Читаем Плач по красной суке полностью

Словом, Варьку завалили во второй раз, — завалили по-хамски, грубо и нахально. На этот раз было все-таки обидно, но в основном за родителей — это им показали кукиш. Варьке же было всего семнадцать лет, она уже успела разочароваться в журналистике и решила впредь податься на классическое отделение. Она всегда увлекалась античностью, вот только не знала, что в университете есть такой факультет. Никто ей об этом не сказал.

Вдохновленная своим решением, Варька с новым энтузиазмом набросилась на книги. На этот раз они решили действовать наверняка. Родители не только наводили мосты, но и наняли своему чаду платных педагогов, которые знали университетские требования и специально натаскивали своих учеников по нужной программе.
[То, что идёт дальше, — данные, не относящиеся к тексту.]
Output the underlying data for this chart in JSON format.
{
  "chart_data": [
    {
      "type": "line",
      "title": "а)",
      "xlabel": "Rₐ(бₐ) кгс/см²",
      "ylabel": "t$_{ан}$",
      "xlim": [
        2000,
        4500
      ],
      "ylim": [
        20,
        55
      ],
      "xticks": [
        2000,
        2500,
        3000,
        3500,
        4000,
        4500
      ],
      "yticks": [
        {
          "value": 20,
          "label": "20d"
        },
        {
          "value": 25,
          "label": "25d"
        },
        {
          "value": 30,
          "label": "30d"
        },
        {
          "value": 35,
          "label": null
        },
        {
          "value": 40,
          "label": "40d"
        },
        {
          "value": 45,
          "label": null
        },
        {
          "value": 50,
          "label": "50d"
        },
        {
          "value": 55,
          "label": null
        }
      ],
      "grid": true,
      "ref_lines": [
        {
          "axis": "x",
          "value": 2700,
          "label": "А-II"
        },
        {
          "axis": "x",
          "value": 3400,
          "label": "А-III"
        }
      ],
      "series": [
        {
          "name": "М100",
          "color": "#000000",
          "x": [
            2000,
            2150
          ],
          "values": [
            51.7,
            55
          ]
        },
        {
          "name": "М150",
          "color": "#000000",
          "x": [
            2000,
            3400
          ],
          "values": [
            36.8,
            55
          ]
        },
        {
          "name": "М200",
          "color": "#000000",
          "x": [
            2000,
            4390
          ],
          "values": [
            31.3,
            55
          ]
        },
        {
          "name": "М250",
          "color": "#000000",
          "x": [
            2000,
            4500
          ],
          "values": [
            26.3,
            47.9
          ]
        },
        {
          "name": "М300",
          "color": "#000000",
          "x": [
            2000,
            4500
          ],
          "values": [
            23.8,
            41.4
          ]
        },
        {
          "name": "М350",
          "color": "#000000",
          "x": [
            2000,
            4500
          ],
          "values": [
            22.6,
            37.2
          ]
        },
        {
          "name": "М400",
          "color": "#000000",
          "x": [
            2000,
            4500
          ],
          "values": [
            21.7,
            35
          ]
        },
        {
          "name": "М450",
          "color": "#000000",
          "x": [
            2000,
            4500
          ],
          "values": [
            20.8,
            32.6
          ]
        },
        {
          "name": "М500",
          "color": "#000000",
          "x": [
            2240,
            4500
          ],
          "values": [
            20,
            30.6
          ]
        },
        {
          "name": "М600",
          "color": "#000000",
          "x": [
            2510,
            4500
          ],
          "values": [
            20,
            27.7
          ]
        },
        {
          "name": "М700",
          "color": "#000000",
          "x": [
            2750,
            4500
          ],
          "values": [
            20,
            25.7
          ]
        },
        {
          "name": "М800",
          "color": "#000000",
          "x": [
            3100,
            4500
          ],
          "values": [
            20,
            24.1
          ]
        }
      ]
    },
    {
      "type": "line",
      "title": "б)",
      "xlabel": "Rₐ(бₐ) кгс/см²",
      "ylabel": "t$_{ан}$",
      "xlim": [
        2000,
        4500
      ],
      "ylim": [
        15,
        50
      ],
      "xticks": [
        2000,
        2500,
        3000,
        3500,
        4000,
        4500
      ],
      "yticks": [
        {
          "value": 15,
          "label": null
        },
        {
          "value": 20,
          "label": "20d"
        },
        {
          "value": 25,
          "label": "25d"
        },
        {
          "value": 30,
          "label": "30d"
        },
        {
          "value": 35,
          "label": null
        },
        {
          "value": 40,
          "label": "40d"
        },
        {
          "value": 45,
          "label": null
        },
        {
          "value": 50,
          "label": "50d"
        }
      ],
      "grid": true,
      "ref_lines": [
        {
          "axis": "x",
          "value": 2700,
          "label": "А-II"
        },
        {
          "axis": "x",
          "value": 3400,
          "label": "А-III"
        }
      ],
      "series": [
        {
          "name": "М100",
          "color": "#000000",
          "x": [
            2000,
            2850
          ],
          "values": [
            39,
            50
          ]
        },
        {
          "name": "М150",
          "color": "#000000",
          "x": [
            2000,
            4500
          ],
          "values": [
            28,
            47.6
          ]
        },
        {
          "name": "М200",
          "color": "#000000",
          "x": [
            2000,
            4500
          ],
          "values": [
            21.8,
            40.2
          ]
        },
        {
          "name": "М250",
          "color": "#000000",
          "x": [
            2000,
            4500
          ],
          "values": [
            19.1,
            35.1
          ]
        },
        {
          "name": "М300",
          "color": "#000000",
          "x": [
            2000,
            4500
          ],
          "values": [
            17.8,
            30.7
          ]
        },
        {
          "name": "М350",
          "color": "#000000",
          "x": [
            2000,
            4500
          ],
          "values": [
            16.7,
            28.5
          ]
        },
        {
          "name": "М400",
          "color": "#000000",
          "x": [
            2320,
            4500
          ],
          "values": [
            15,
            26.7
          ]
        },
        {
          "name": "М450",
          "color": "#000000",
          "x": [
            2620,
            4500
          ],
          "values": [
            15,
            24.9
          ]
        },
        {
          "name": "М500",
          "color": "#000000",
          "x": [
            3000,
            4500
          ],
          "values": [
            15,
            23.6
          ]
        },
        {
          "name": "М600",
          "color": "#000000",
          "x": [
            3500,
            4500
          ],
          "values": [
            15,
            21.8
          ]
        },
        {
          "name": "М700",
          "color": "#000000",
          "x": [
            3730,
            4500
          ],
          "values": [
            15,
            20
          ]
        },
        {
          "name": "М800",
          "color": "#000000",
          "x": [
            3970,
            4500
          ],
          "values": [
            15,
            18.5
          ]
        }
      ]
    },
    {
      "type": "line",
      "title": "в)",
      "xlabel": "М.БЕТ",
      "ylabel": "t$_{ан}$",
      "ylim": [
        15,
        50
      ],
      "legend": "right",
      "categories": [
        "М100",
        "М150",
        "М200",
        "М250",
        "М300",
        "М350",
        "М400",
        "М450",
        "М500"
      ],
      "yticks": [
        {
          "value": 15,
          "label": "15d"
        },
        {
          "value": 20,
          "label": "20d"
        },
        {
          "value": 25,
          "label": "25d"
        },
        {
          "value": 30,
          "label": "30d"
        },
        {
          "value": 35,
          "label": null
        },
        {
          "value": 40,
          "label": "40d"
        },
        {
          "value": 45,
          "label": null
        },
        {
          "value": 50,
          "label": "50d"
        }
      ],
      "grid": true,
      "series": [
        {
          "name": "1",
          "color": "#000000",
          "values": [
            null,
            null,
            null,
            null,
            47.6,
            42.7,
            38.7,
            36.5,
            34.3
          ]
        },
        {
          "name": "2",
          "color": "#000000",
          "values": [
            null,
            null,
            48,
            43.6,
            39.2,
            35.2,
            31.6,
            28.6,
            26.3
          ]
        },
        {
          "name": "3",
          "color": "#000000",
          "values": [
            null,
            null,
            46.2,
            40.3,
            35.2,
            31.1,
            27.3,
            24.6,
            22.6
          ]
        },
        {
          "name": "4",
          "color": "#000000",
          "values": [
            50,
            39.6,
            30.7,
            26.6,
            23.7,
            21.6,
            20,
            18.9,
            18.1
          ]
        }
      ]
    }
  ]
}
Этот год дал ей много новых знаний. Она впервые усомнилась в качествах и свойствах того общества, где ее угораздило родиться. Она еще ничего не подозревала об истинном положении вещей, о тех страшных подпольных интригах, страстях и преступлениях, которые ежегодно бушуют в стенах университета в дни приемных экзаменов. Не знала, но догадывалась. Догадывалась по призрачным намекам тех посвященных педагогов, которые ее готовили. Им ведь тоже приходилось несладко: надо было как-то оправдываться за те большие деньги, которые они брали за уроки. Они-то знали, что деньги эти тратятся впустую, что знания в этом состязании не имеют никакого значения, потому что здесь побеждают не знания, а сила родительских рук, их власть и могущество. Преподаватели были образованные, интеллигентные люди, и совесть их еще малость тревожила. Они жалели бедных овечек, которые так доверчиво шли на заклание, и чтобы хоть как-то облегчить им горечь поражения, выдавали информацию, которую им выдавать было крайне рискованно и опасно. Они намекали родителям и детям на таинственные списки, которые составляются еще в январе.

Но говорить впрямую педагоги не имели права, они могли только намекать. Некоторые понимали намеки и надеялись на чудо, другие надеялись попасть в нужные списки, но гарантии поступления не имел почти никто.

Варьку завалили в третий раз.

Это было ее первое крупное поражение, первая социальная прививка. Как она любила шутить, «первый курс университета», или первая ступенька вниз с тех заоблачных вершин, где она паслась в годы своего детства.

Не пройдя по конкурсу в третье свое поступление, Варька легла на кровать лицом к стене и больше не вставала. Она спала почти все время, но сон не приносил облегчения — просыпалась она такой же вялой, разбитой и пассивной. Постоянное тупое напряжение не покидало ее, самые обычные домашние дела были ей не по силам. Брала в руки какой-либо предмет и тут же забывала, зачем взяла. Громадным усилием воли вспоминала назначение предмета, делала усилие, чтобы закончить действие, и с нею начиналась истерика. Любая мысль, впечатление, разговор приводили ее в тупое отчаяние. Не хотелось ничего видеть, не хотелось жить. И если бы тогда она придумала способ уйти из жизни незаметно, тихо исчезнуть, испариться, будто ее и не было, она не задумываясь воспользовалась бы этой возможностью.

Родители предлагали санаторий, но Варька наотрез отказалась. Видеть людей, разговаривать с ними, здороваться, отвечать на вопросы — все это было выше ее сил, все внушало ужас и отвращение, тупую, непроходящую боль. Она мечтала об одном: чтобы ее оставили в покое. Родители по-прежнему шептались у себя в спальне, и шепот этот заполнял квартиру и зависал над ней, как дурманящее облако. Этот кошмарный шепот преследовал ее даже во сне; шептались все предметы, шепталось все вокруг, шептались стены — это был заговор против нее, Варьки. Где-то была жизнь, покой и воля, но у Варьки не хватало сил вырваться из заколдованного круга. Шепот обволакивал ее, как паутина, мешал сосредоточиться. Дышать и то казалось утомительным. Варька знала, что она больна.

По утверждению психиатра, которому ее показали, у Варьки началась психопатическая депрессия. Психиатр долго доискивался причины, копался в наследственности и, только услышав слово «университет», заметно оживился и успокоился.

— Так бы и говорили, — вырвалось у него. — У меня самого дочь после вступительных экзаменов полгода пролежала лицом к стене.

Мама сделала страшные глаза, и Варьку выпроводили за дверь. Она сидела одна в полутемном коридоре, разглядывала какие-то брошюры и думала о последних словах психиатра. Впервые кто-то пролил свет на истинное положение вещей. Причина ее, Варькиной, болезни находилась не в ней самой — эта причина была внешней и находилась там, в мире, где ей предстояло жить.

У Варьки появилось желание узнать эти причины и разобраться в них. Но специалист надолго лишил ее такой возможности. Он выписал ей таблетки, от которых она проспала еще несколько месяцев и чуть не превратилась в наркоманку.